UN Security Council Wants to ‘Exercise Leadership’ in Regulating AI

Depending on who’s asked, artificial intelligence (AI) represents either the destruction or salvation of civilization. 

That’s because the increasingly popular innovative technology could either displace today’s jobs or power an explosion in future productivity.

It is a bit of a coin flip — and the truth probably embraces both scenarios. 

This, is as the United Nations Security Council held its first high-level briefing on Tuesday (July 18) in New York City to discuss the threat AI could pose to international peace and stability. 

AI’s potential impact transcends borders, with many observers – including U.N. Secretary General António Guterres — believing there needs to be a globally coordinated approach to both reining in its potential perils and supporting its potential good. 

That’s why countries worldwide are starting to ask the same questions about how to tackle regulating the technology. 

It may be one of the defining questions of our generation. 

Read MoreHow AI Regulation Could Shape Three Digital Empires

Calls for a Global AI Watchdog

The 15-member U.N. Security Council was briefed by Jack Clarke, the co-founder of AI startup Anthropic which bills itself as a safer alternative to other AI models, Professor Zeng Yi, co-director of the China-UK Research Center for AI Ethics and Governance, as well as Guterres. 

China recently became one of the first leading economies to regulate generative AI by drafting a set of rules that will go into effect next month on Aug. 15.

Firms worldwide will need to comply with the interim set of guidelines from the country’s top internet watchdog, the Cyberspace Administration of China (CAC), if they want to operate and do business in China.

Accordingly, China’s U.N. ambassador, Zhang Jun, spent the session pushing back against creating a set of global laws, emphasizing during the meeting that international regulatory bodies established to govern AI must be flexible enough to allow countries to develop their own rules.
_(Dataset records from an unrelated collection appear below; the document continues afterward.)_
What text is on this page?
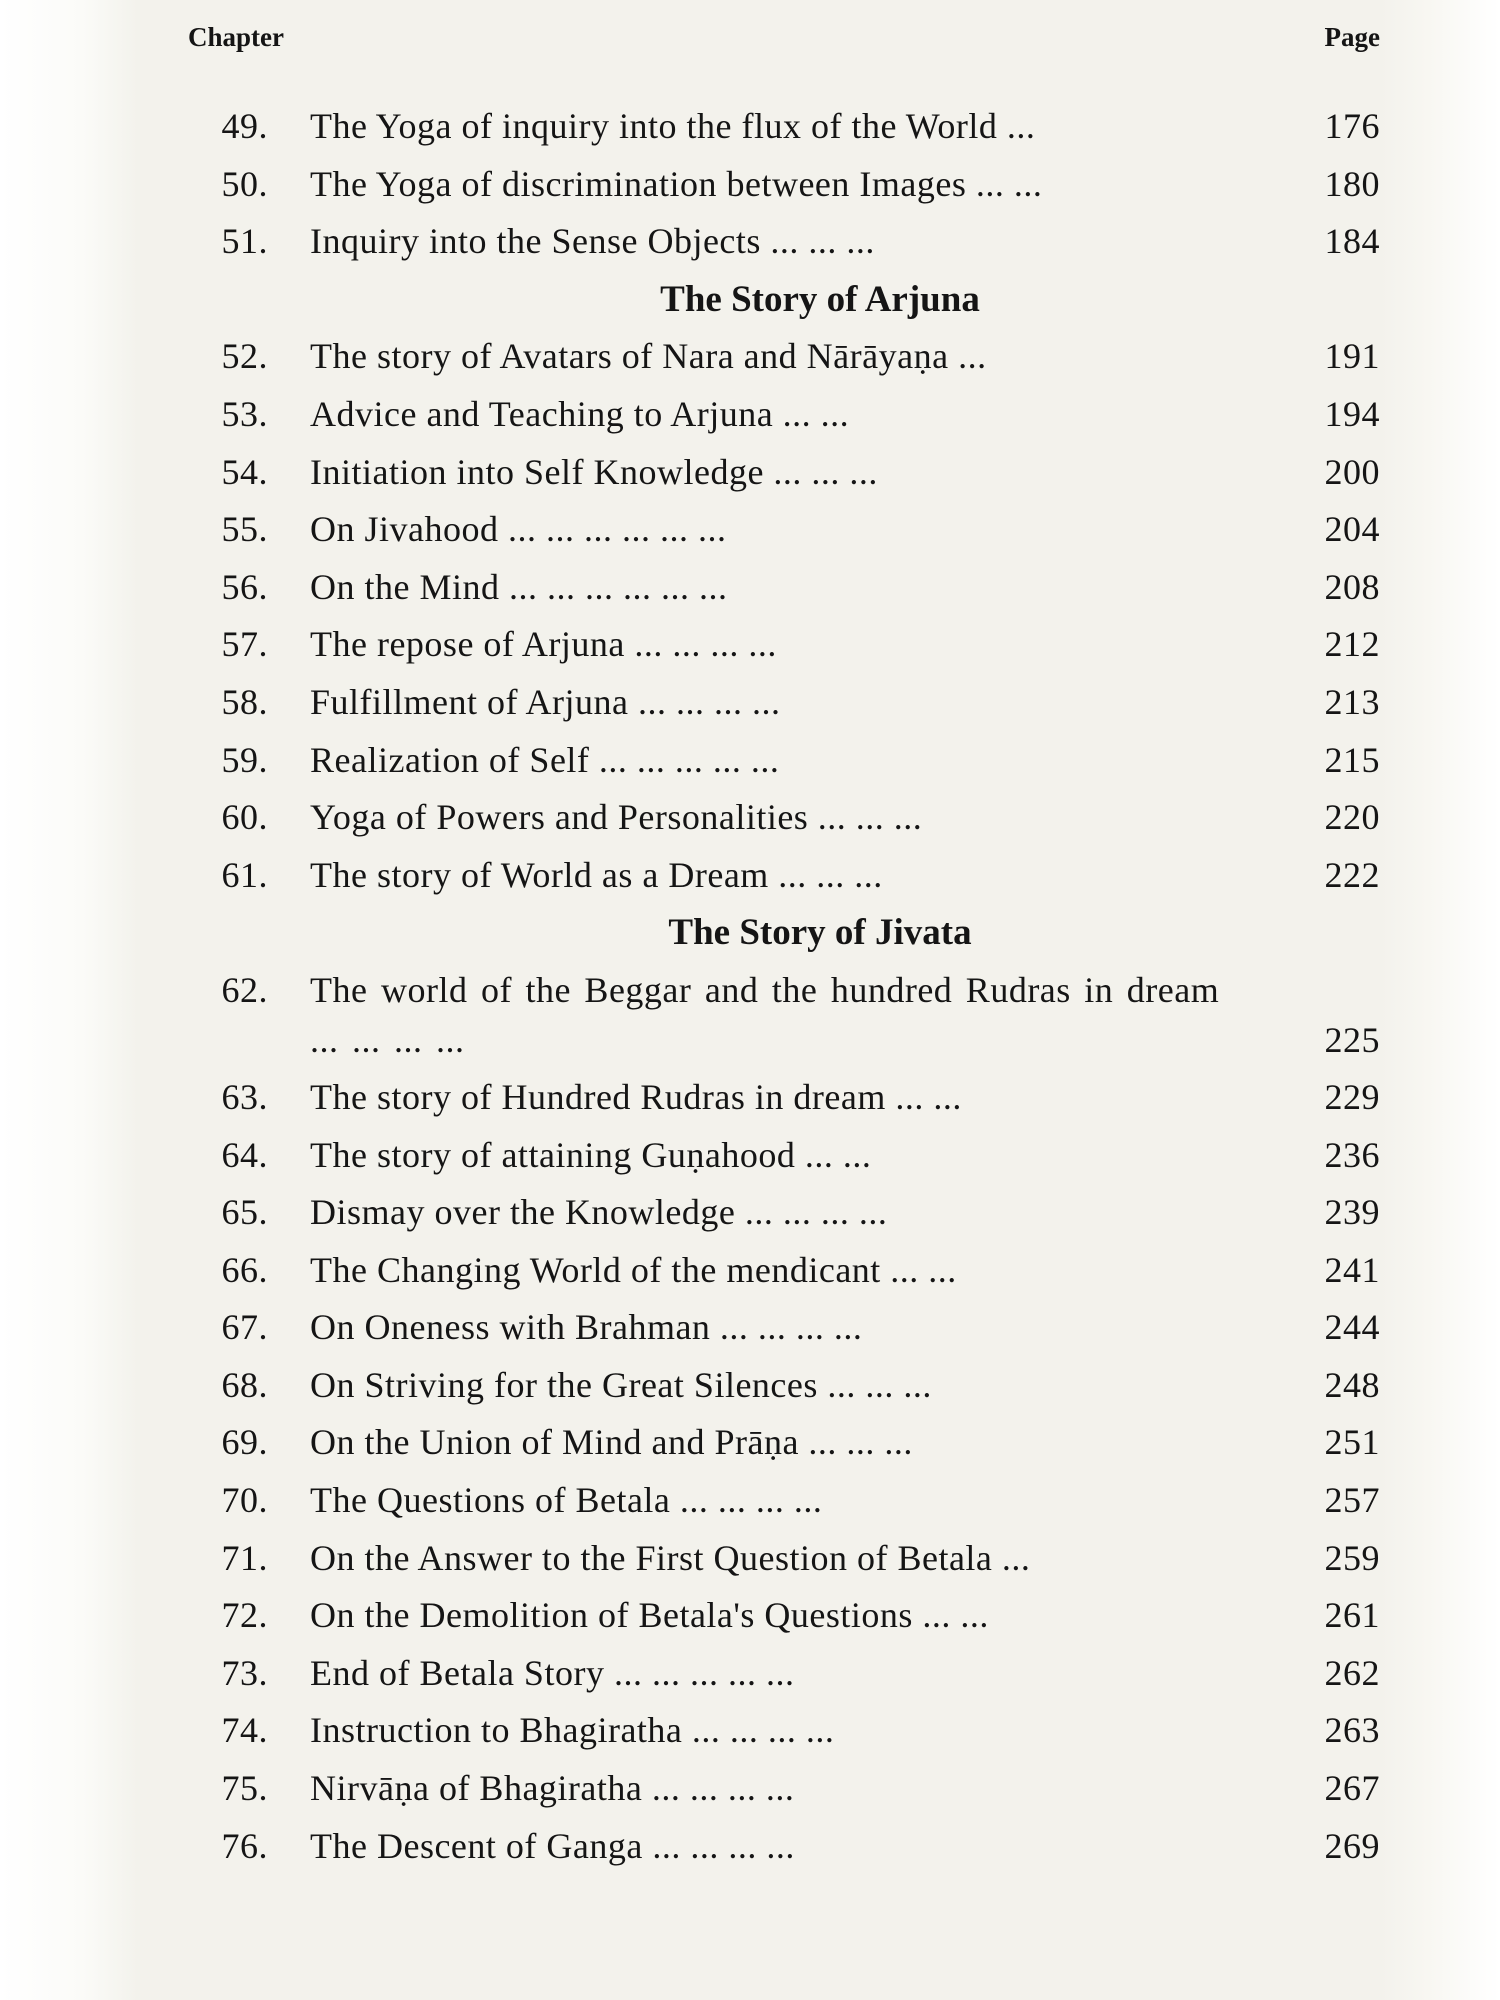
Chapter	Page
49. The Yoga of inquiry into the flux of the World ...	176
50. The Yoga of discrimination between Images ... ...	180
51. Inquiry into the Sense Objects ... ... ...	184
The Story of Arjuna
52. The story of Avatars of Nara and Nārāyaṇa ...	191
53. Advice and Teaching to Arjuna ... ...	194
54. Initiation into Self Knowledge ... ... ...	200
55. On Jivahood ... ... ... ... ... ...	204
56. On the Mind ... ... ... ... ... ...	208
57. The repose of Arjuna ... ... ... ...	212
58. Fulfillment of Arjuna ... ... ... ...	213
59. Realization of Self ... ... ... ... ...	215
60. Yoga of Powers and Personalities ... ... ...	220
61. The story of World as a Dream ... ... ...	222
The Story of Jivata
62. The world of the Beggar and the hundred Rudras in dream ... ... ... ...	225
63. The story of Hundred Rudras in dream ... ...	229
64. The story of attaining Guṇahood ... ...	236
65. Dismay over the Knowledge ... ... ... ...	239
66. The Changing World of the mendicant ... ...	241
67. On Oneness with Brahman ... ... ... ...	244
68. On Striving for the Great Silences ... ... ...	248
69. On the Union of Mind and Prāṇa ... ... ...	251
70. The Questions of Betala ... ... ... ...	257
71. On the Answer to the First Question of Betala ...	259
72. On the Demolition of Betala's Questions ... ...	261
73. End of Betala Story ... ... ... ... ...	262
74. Instruction to Bhagiratha ... ... ... ...	263
75. Nirvāṇa of Bhagiratha ... ... ... ...	267
76. The Descent of Ganga ... ... ... ...	269
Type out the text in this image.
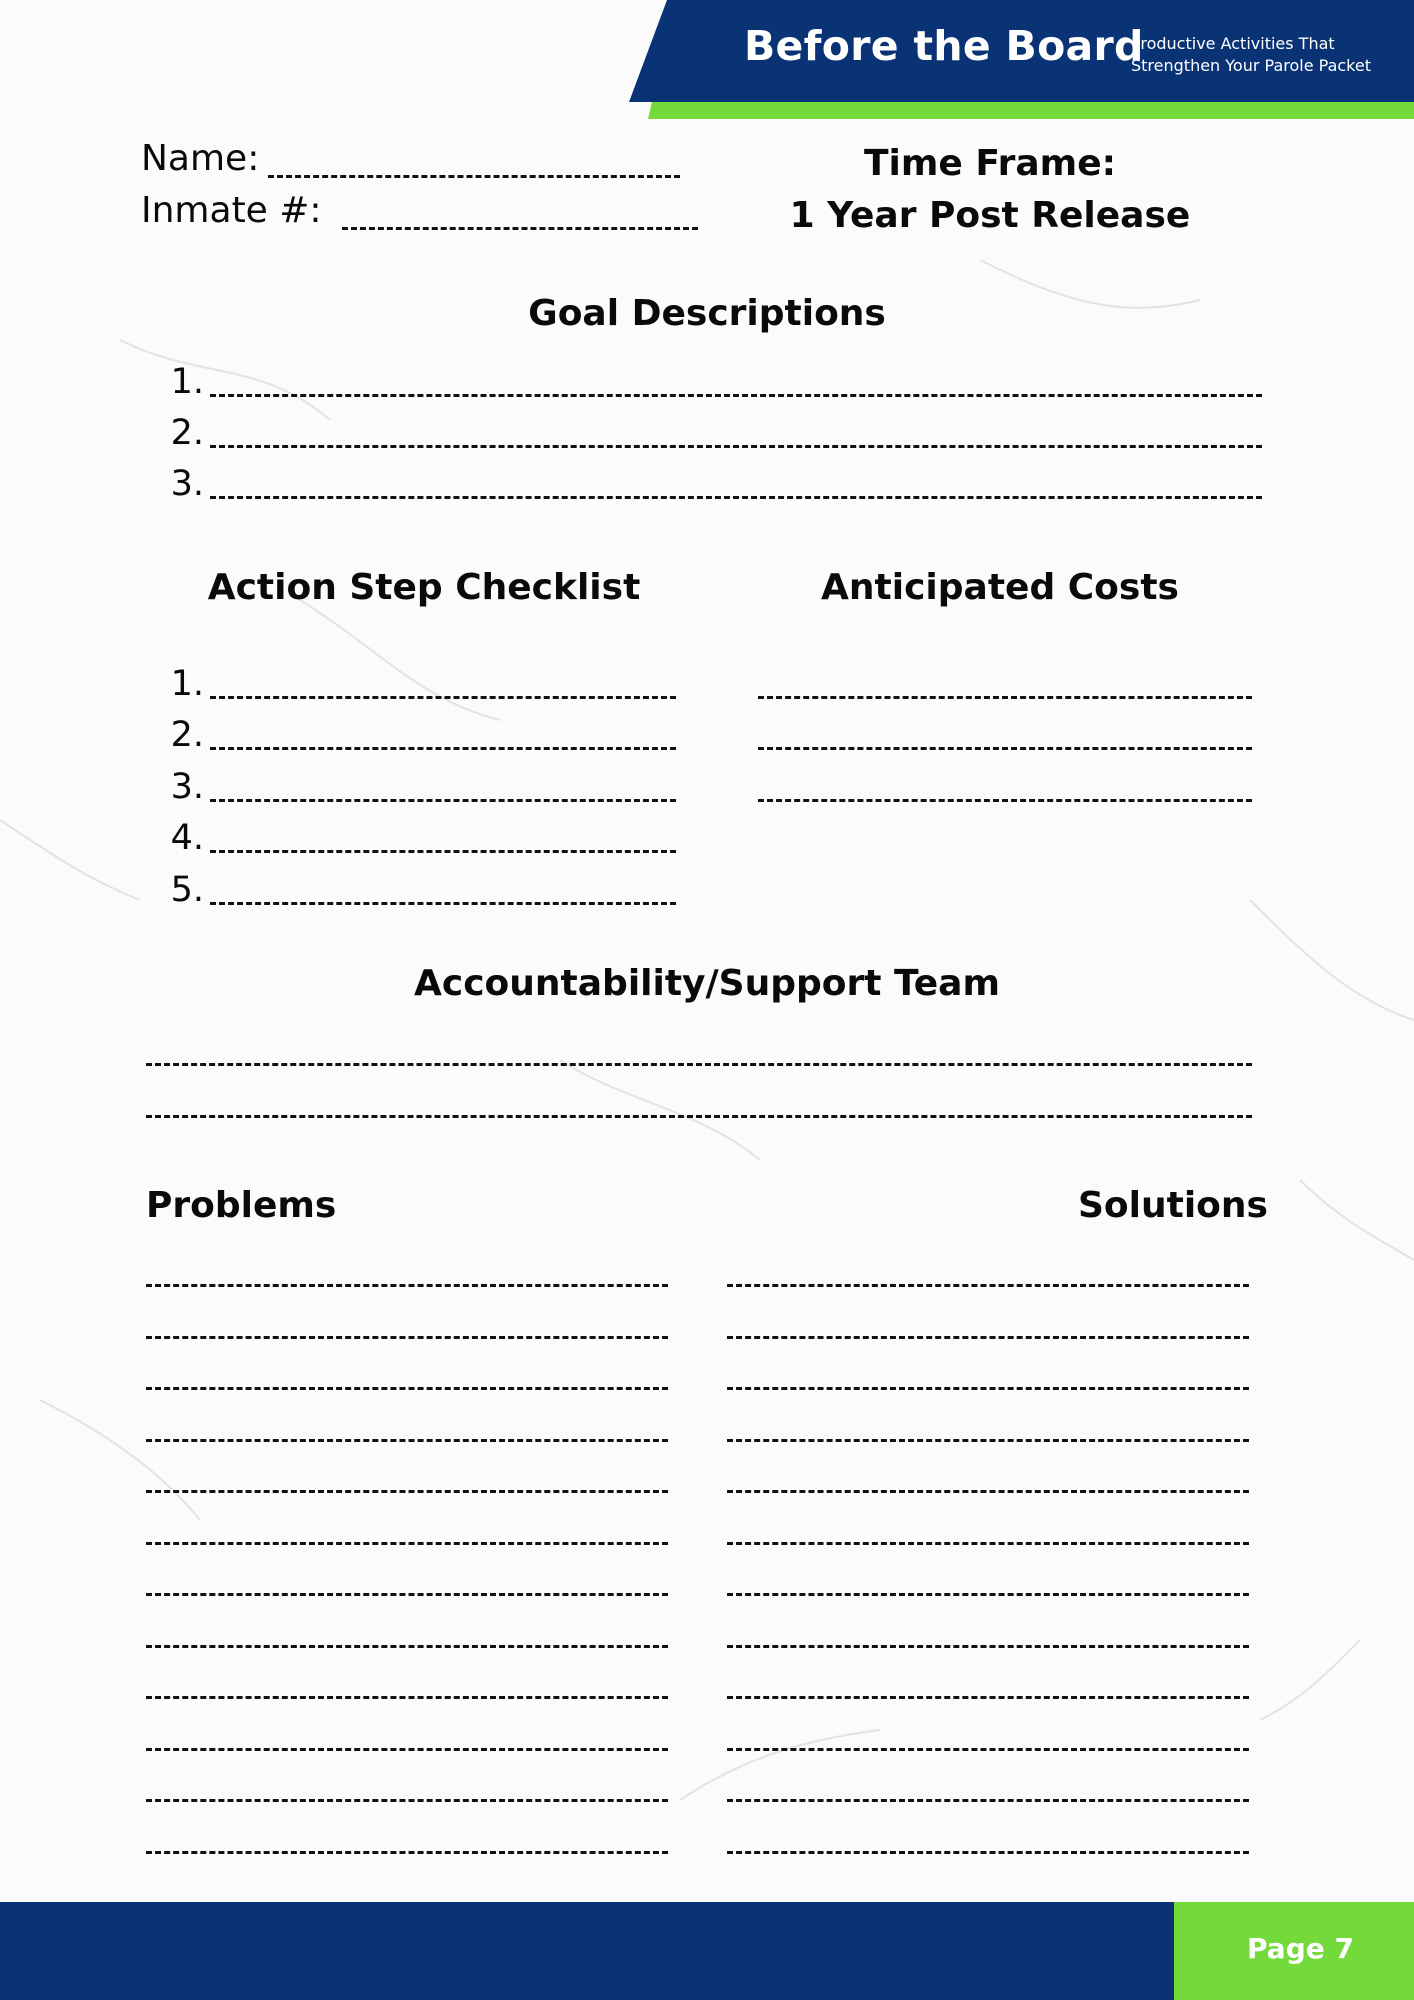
Before the Board
Productive Activities That
Strengthen Your Parole Packet
Name:
Inmate #:
Time Frame:
1 Year Post Release
Goal Descriptions
1.
2.
3.
Action Step Checklist
1.
2.
3.
4.
5.
Anticipated Costs
Accountability/Support Team
Problems	Solutions
Page 7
During the meeting, Guterres expressed his desire to create an AI watchdog charged by the U.N. to act similarly to other U.N. agencies which oversee the climate, nuclear energy and aviation regulations of the international body’s 193 member nations. 

“I welcome calls from some Member States for the creation of a new United Nations entity to support collective efforts to govern this extraordinary technology, inspired by such models as the International Atomic Energy Agency, the International Civil Aviation Organization or the Intergovernmental Panel on Climate Change,” Guterres said.

“A new U.N. entity would gather expertise and put it at the disposal of the international community. And it could support collaboration on the research and development of AI tools to accelerate sustainable development,” he added.

Read also: Can Humanity Ever Match, Much Less Control, AI’s Hyper-Rapid Growth?

Several Security Council members expressed concerns that AI’s new technology might prove a major threat to world peace in the wrong hands while also taking a hopeful stance toward the innovation’s positive impact within key sectors like healthcare. 

“The interaction between AI and nuclear weapons, biotechnology, neurotechnology, and robotics is deeply alarming,” Guterres said in his prepared remarks, emphasizing that “generative AI has enormous potential for good and evil at scale.”

“We welcome this discussion to understand how the Council can find the right balance between maximizing AI’s benefits while mitigating its risks,” said Ambassador Jeffrey DeLaurentis, Acting Deputy Representative from the U.S. to the U.N. 

“This Council already has experience addressing dual-use capabilities and integrating transformative technologies into our efforts to maintain international peace and security,” DeLaurentis added. 

For their part, Russia’s ambassador to the U.N. questioned whether the Security Council should even be discussing the misuse and impact of AI given the scope of responsibilities it was charged with. 

Regulating an Increasingly Borderless Technology 

Guterres called for the U.N. to draft a legally binding agreement banning the use of AI in automated weapons of war by 2026. 

But despite a majority of the assembled council diplomats expressing support for the regulatory body charged by the U.N. with oversight of AI, the prospect of broader commercial regulation of the technology on a global scale appears to remain distant. 

Observers believe that collaboration between industry and regulators is crucial for the AI industry’s growth.

Shaunt Sarkissian, founder and CEO at AI-ID, told PYMNTS last month that industry players should approach lawmakers with the attitude of, “We know this is new, we know it’s a little bit spooky, let’s work together on rules, laws, and regulations, and not just ask for forgiveness later, because that will help us grow as an industry.” 

He gave as an example the dichotomy between a health inspector and a restaurant — where the inspector is responsible for ensuring that the restaurant meets certain criteria around cleanliness and process compliance, but whose role is another planet away from telling the chef what recipe to be using in the (clean) kitchen.